Kate McLeod has introduced two new solid moisturizers it calls body stones. Forest Stone has notes of hinoki and citrus yuzu. Breathe Stone uses peppermint, eucalyptus, camphor and blue cypress to promote relaxation and immunity support.

In-House Production

At the beginning of 2020, McLeod and Gray opened a production facility and workshop in New York’s Hudson Valley. They called it Butter Atelier in reference to cocoa butter, the main ingredient in Kate McLeod’s body stones. Not every brand can bring manufacturing in-house, but, for Kate McLeod, it affords control over inventory flow and the ability to sidestep many of the supply chain snarls that have plagued other brands in the wake of the pandemic. 

McLeod elaborates that cocoa butter can burn easily and, at its in-house facility, Kate McLeod’s handle on manufacturing allows it to temper its formulas correctly to achieve solid formats without relying on ingredients it deems additives such as shea butter or beeswax that can cause stickiness. The idea is for the body stones to melt and and glide on skin. 

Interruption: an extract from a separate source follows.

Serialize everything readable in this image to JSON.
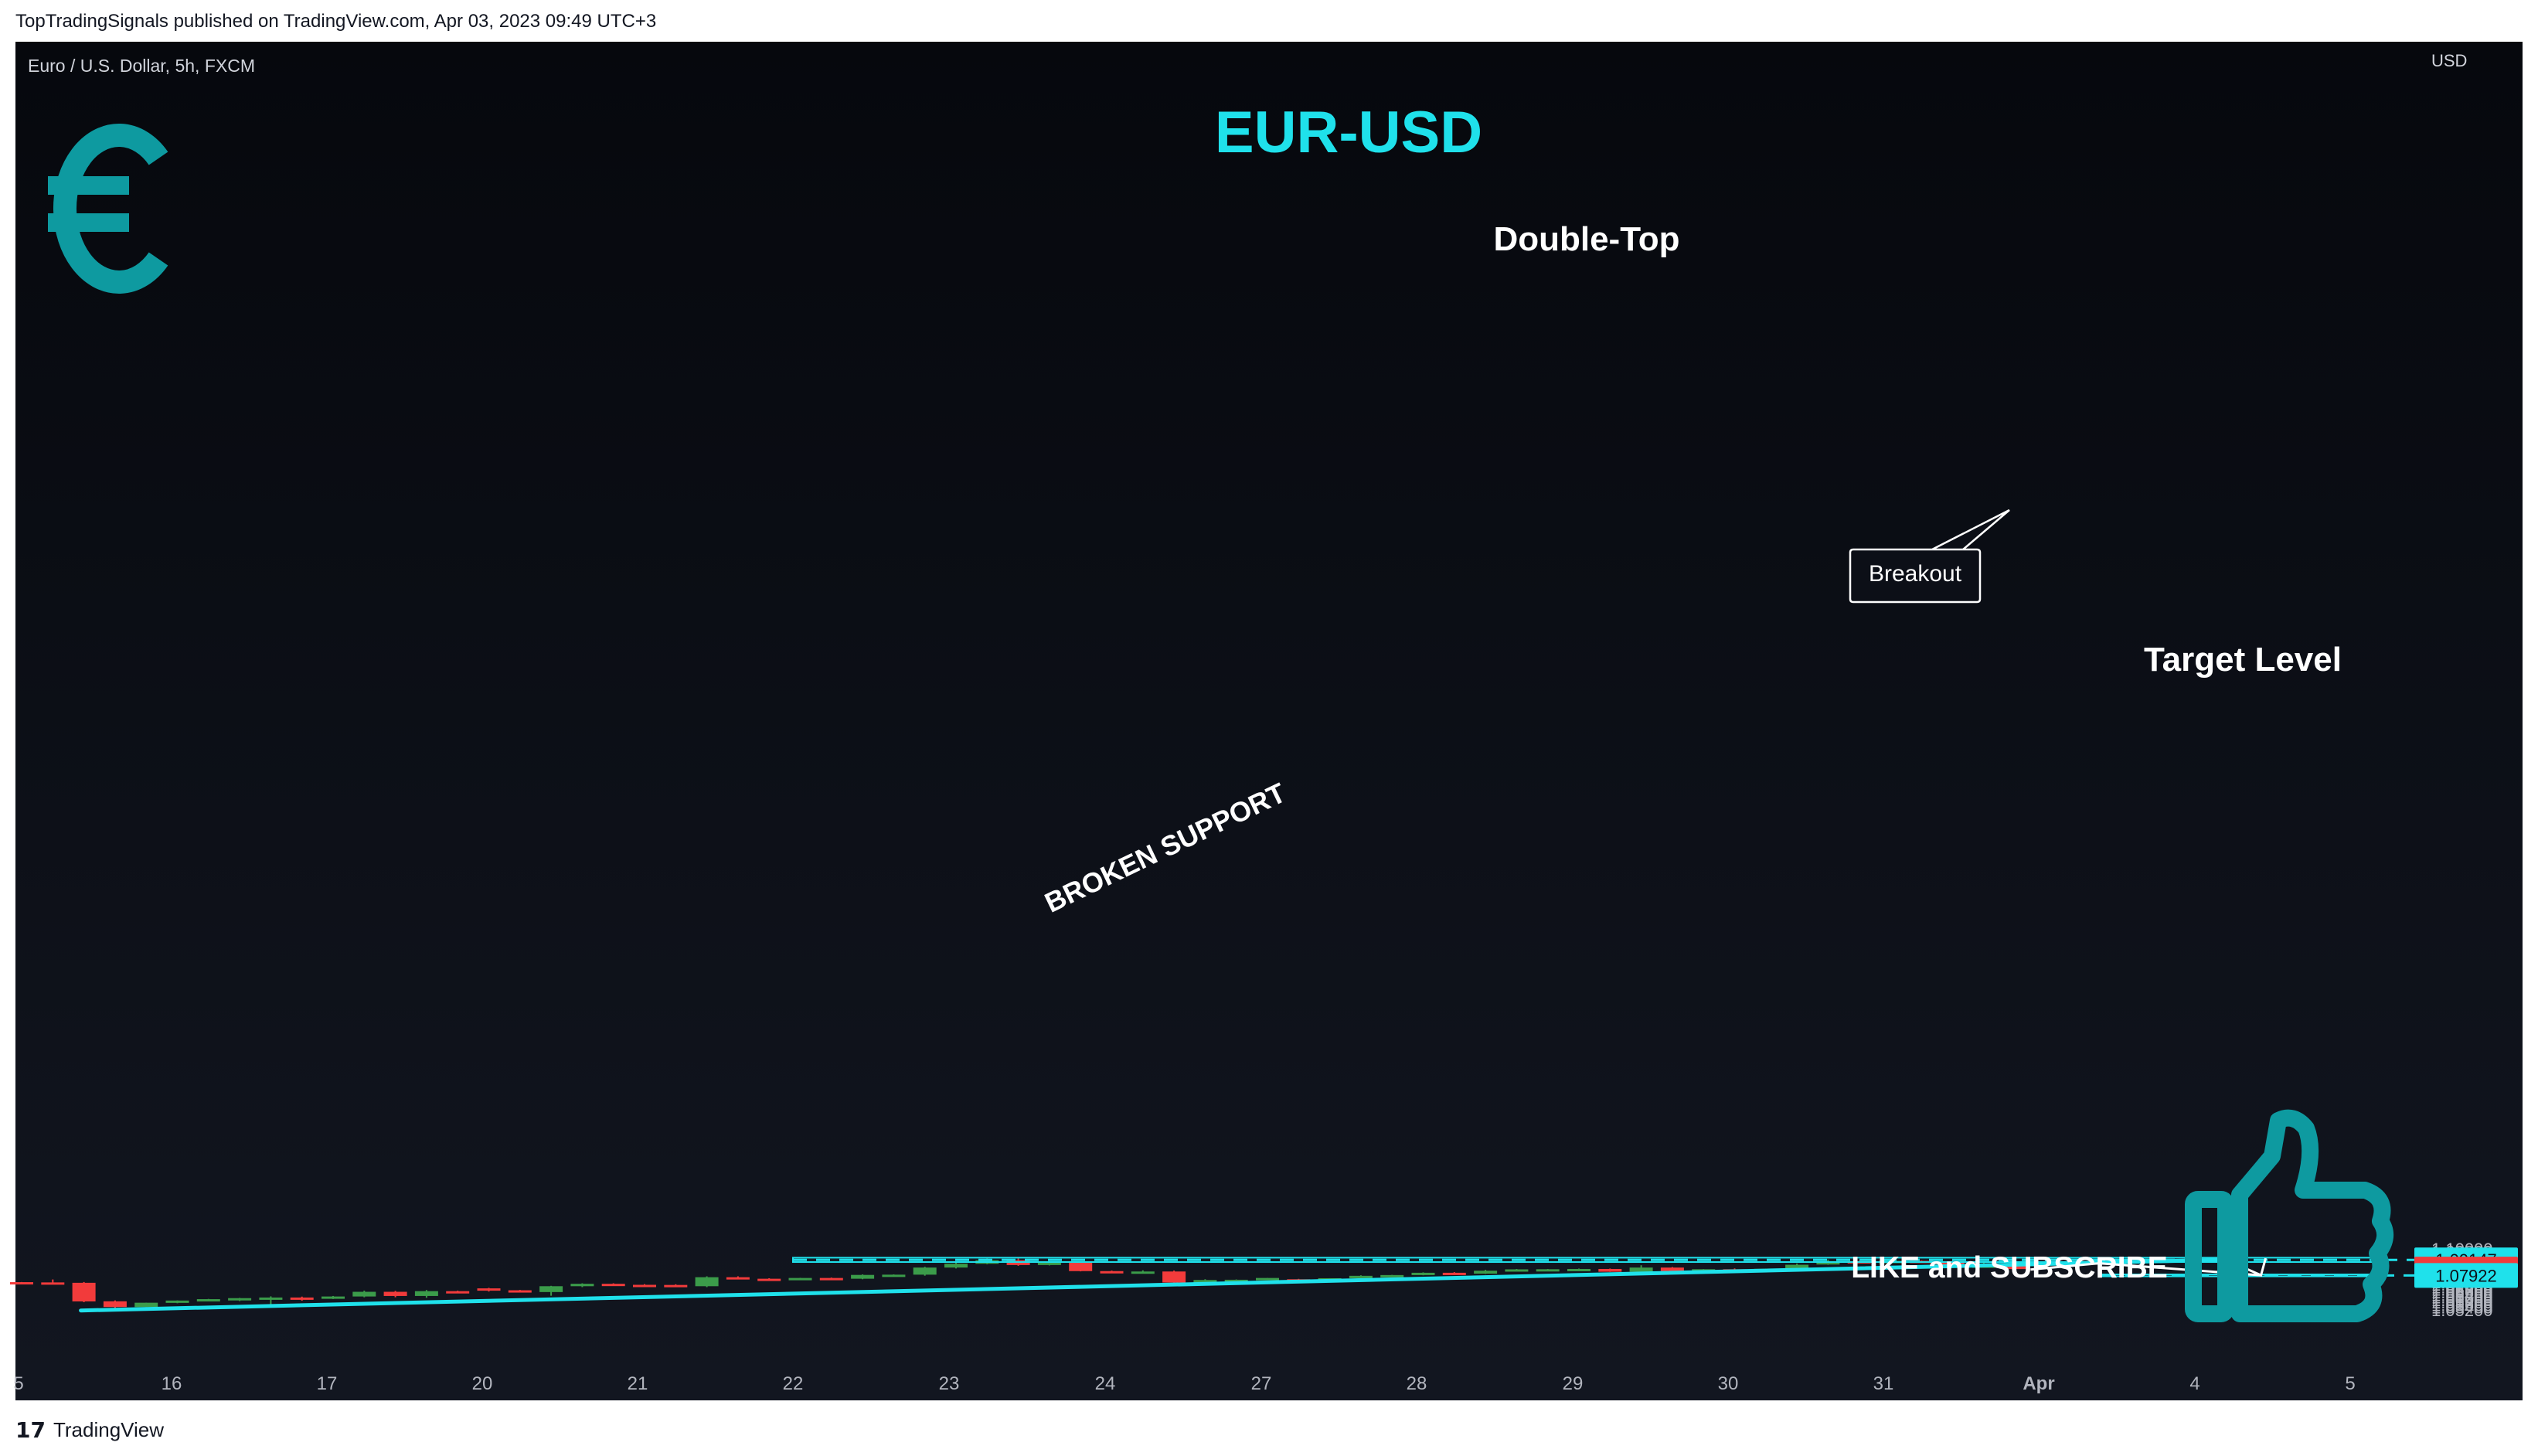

Thanks to its production efficiencies, Kate McLeod can get a new product to market in less than two weeks. “We are becoming experts at manufacturing solids,” says McLeod. “These key pieces of machinery have enabled us to scale to the point where we’re doing QVC, we’re doing Sephora, we’re still managing our DTC, and we’re only operating at a very small fraction of what we could be doing if we were pushing it the whole way.” 

Furthermore, Kate McLeod estimates its employment of in-house manufacturing and its drive to source packaging when possible from American suppliers cuts down its transportation-related carbon emissions by upwards of 50%. The brand recently became certified climate neutral and is a member of 1% for the Planet. Kate McLeod works with the sustainability software platform Bluebird to measure the impact of its supply chain and product choices in order to continually reduce emissions and waste.

Retail Partnerships

To stick to lean budgets for Kate McLeod’s QVC and Sephora launches, McLeod and Tucker Gray contributed to the marketing strategies and wrote advertising copy themselves. The brand spent slightly more than $50,000 on the launches. Currently, retailers are responsible for 20% of its sales and having a retail presence has been a boon for awareness. Small boutiques have been integral to its retail network. 

On the bigger side, Kate McLeod’s Daily Stone debuted on Sephora’s site as part of the beauty specialty retailer’s Clean + Planet Positive program in April. The brand could amplify its presence at Sephora going forward. McLeod says, “I love working with Sephora, and they have been an amazing partner to us, so we are very interested in exploring all opportunities to work with Sephora.” 

QVC has been Kate McLeod’s partner for over two years. The brand sells out during each appearance on the home shopping network. Tucker Gray says, “Our strong sellout performance on QVC has led to the wholesaler being more willing to test selling our product at MSRP versus using discounting strategy, showing that premium brands can command more spend from the QVC customer.”